Quando pensamos nas primeiras temporadas de Drag Race é comum observar que o intuito inicial era promover a arte drag, era satirizar um programa de top models e mostrar ao mundo o poder transformador de uma expressão artística até então entendida como caricata. Foi uma ideia corajosa, acredito que até despretensiosa, que partiu de uma drag queen negra e já famosa nos Estados Unidos, alguém que com muita luta, esforço e trabalho conseguiu seu espaço na televisão. O que RuPaul fez pela comunidade drag é incontestavelmente incrível e graças à marca que ela criou, centenas de queens hoje podem se sustentar exclusivamente da própria arte enquanto outras milhões de pessoas podem sonhar em ter uma carreira na área. Entretanto, desde que foi criado, o programa foi aos poucos evoluindo para um padrão cada vez mais distante do foco humano e mais próximo do esquema de competição. Se antes RuPaul era uma espécie de guru do amor próprio e da receptividade, com o passar dos anos, ela foi ganhando fama de robótica, “holograma”. Parecia que o programa não estava mais em seu controle e isso se evidenciou ainda mais a partir do All Stars 2, quando Ru se absteve da responsabilidade de escolher quem permanece no jogo e entregou a bomba nas mãos das próprias queens, causando excelente drama televisivo, mas inacreditáveis injustiças, mal estar entre elas e ataques ainda mais pesados dos telespectadores. Aqui fica muito claro que o objetivo deixou de ser a exibição da arte drag e se tornou apelação de reality de competição.
Acontece que isso causou desgaste em quem assiste. Acontece também que os anos se passaram e que não só a arte drag evoluiu, como o mundo também mudou, mas o programa continua insistindo na fórmula padrão. Existe pouquíssima discussão sobre visibilidade trans, por exemplo, e nunca se fala sobre bio queens, lady queens, hyper queens, AS MULHERES CIS que também fazem drag e que lutam para validar sua arte num ambiente ainda lotado de misoginia. RuPaul já fez diversas declarações transfóbicas (a ponto de depois pedir desculpas) e insiste em dizer que não admitiria mulheres no programa. Por que não? A arte drag não deveria ser seletiva, e NÃO SERÁ apenas porque RuPaul falou. Novamente: ser drag queen e ser participante de reality são duas coisas distintas, e se RuPaul não aceita certos tipos de drag em seu programa, o problema é do programa que não evoluiu junto com a arte.

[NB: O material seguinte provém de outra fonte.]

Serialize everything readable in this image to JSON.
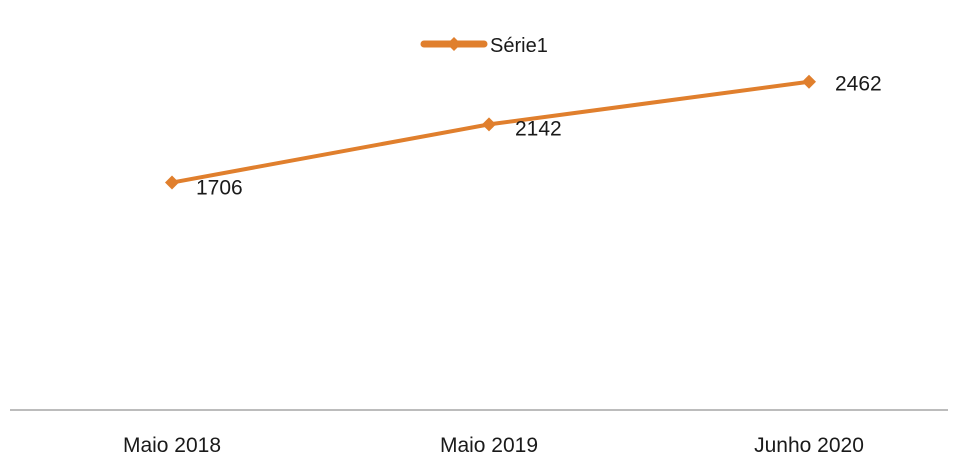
{
  "chart_data": {
    "type": "line",
    "categories": [
      "Maio 2018",
      "Maio 2019",
      "Junho 2020"
    ],
    "series": [
      {
        "name": "Série1",
        "values": [
          1706,
          2142,
          2462
        ],
        "color": "#e07f2d",
        "marker": "diamond"
      }
    ],
    "data_labels": [
      "1706",
      "2142",
      "2462"
    ],
    "title": "",
    "xlabel": "",
    "ylabel": "",
    "ylim": [
      0,
      3000
    ],
    "y_axis_visible": false,
    "grid": false,
    "legend_position": "top"
  }
}
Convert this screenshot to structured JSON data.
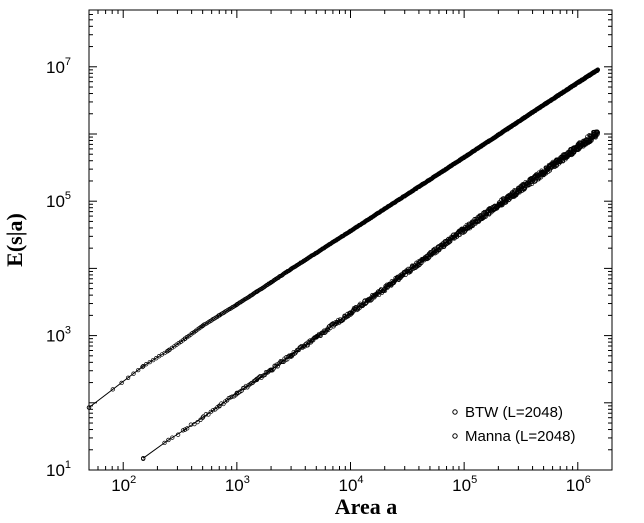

Está sim na hora de RuPaul’s Drag Race assumir responsabilidade pelo mau comportamento do fandom, já que o roteiro insiste em causar intrigas cada vez mais forçadas. A season 10 trouxe queens incríveis, talvez o elenco mais amoroso e cheio de questões que já tivemos. Cada uma das participantes se destacou por sua luta e individualidade, nenhuma foi fraca ou trapaceira como jogadora, até quem saiu rápido marcou presença memorável, e ao invés de o foco do reunion ser justamente seus trabalhos e personalidades maravilhosas, foram brigas, traumas e tentativas de atrito. Isso é educar uma audiência a torcer por drama e confusão. E eu não serei hipócrita de dizer que quem assiste não quer ver barraco, porque eu sei que quer sim, eu converso com várias pessoas que me dizem que estão ali “só pelas tretas”, mas isso não deveria jamais se sobressair a arte e a inclusão.